It's great to hear that a dry suit works in air temps into the 70's.
Something else to think about on this subject: We had a great outing this past Sunday wearing our drysuits, fleece drysuit liner and sweats. It was 100% sunny and when the wind got up to 15-20, we started getting a tad chilly. When we got home the air temperature was 72 degrees.
Why did we start getting chilly? The water temp has fallen to 50 degrees here. Even though the over land air temperature was in the 70's, it was well below that 1 foot above the water where we were.
I'm not familiar with dive booties. Do they go up high on your leg?
I don't have dive booties, but since you mention possibly getting a drysuit...We bought these Kokatat Scouts:
Got them on sale for around $20 clearance. We hate them. They are hard to put on and the snuggness makes them squeeze air space out of our smartwool socks causing feet to get cold. Larger sizes should help that. We have found that Crocs over the smartwool socks/booties built into the drysuit are perfect. Easy to put on/take off, comfortable, and clean and dry very fast.

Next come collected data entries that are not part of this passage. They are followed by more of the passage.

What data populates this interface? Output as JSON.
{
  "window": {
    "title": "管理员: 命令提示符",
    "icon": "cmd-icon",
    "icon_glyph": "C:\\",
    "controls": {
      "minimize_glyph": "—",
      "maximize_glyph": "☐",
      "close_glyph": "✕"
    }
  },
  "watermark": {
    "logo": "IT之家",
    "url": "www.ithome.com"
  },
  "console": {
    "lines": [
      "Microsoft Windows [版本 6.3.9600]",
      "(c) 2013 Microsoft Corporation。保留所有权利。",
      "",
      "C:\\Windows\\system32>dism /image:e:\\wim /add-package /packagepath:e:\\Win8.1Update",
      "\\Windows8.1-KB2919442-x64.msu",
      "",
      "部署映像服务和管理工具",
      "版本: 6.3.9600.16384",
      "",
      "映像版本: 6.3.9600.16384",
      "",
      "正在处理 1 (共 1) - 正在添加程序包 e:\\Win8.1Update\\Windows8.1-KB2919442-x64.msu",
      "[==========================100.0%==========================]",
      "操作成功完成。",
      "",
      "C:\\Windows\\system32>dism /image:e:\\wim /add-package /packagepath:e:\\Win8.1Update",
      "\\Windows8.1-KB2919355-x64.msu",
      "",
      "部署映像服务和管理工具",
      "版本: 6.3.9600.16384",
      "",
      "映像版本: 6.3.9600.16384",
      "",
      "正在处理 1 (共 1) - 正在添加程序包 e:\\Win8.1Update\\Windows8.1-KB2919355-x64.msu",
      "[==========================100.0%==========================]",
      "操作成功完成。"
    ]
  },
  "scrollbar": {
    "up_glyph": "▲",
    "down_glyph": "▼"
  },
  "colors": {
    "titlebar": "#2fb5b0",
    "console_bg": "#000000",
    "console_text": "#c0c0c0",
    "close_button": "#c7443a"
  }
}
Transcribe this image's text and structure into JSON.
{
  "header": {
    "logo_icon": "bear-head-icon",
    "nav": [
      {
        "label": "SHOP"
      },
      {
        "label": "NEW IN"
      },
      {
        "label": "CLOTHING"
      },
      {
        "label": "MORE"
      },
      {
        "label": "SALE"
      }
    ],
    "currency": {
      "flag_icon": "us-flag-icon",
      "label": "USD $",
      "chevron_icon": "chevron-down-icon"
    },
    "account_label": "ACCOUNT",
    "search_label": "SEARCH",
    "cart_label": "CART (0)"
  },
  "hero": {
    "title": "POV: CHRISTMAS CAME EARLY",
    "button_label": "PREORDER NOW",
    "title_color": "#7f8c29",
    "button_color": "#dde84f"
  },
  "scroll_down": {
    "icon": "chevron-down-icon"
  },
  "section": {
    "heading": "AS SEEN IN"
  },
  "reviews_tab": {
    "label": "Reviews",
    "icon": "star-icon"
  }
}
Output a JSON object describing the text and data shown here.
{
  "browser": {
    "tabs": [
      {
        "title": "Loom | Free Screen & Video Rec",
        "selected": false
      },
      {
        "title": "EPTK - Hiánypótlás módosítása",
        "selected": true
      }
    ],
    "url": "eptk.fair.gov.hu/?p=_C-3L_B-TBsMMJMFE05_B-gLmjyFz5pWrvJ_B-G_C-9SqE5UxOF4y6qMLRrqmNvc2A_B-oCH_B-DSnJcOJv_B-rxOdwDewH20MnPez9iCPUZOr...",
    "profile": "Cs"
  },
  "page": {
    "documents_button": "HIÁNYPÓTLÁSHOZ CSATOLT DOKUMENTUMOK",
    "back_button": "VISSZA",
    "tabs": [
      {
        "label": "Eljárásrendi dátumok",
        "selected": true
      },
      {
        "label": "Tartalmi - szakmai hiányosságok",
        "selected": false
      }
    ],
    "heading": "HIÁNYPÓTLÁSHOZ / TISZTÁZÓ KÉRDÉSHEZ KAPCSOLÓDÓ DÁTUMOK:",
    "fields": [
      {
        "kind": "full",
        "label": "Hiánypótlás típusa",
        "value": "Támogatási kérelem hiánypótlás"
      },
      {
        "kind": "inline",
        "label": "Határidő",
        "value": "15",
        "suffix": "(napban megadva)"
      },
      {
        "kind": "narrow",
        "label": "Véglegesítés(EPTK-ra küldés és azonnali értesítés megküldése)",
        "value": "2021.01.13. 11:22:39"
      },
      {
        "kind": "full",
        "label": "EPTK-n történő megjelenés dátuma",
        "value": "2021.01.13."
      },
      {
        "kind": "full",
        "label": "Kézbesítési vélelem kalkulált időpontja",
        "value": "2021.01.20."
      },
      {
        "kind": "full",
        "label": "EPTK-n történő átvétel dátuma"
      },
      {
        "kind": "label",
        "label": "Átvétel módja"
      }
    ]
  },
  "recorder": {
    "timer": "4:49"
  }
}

Mine has the latex neck gasket which takes some getting used to. They make a version with a neoprene soft gasket that is not quite as waterproof if you fall in but much easier to used to
We use the Kokatat Lightweight Paddling Suit which has the neoprene neck gasket. When we bought these last year, I wollowed around in 39 degree water (while wearing a PFD) for about half an hour to test it and I never managed to get my neckline low enough to get my neck wet the setup is so bouyant. In rough enough water, I'm sure it would start trickling in, but that's a price I'm willing to pay for the comfort.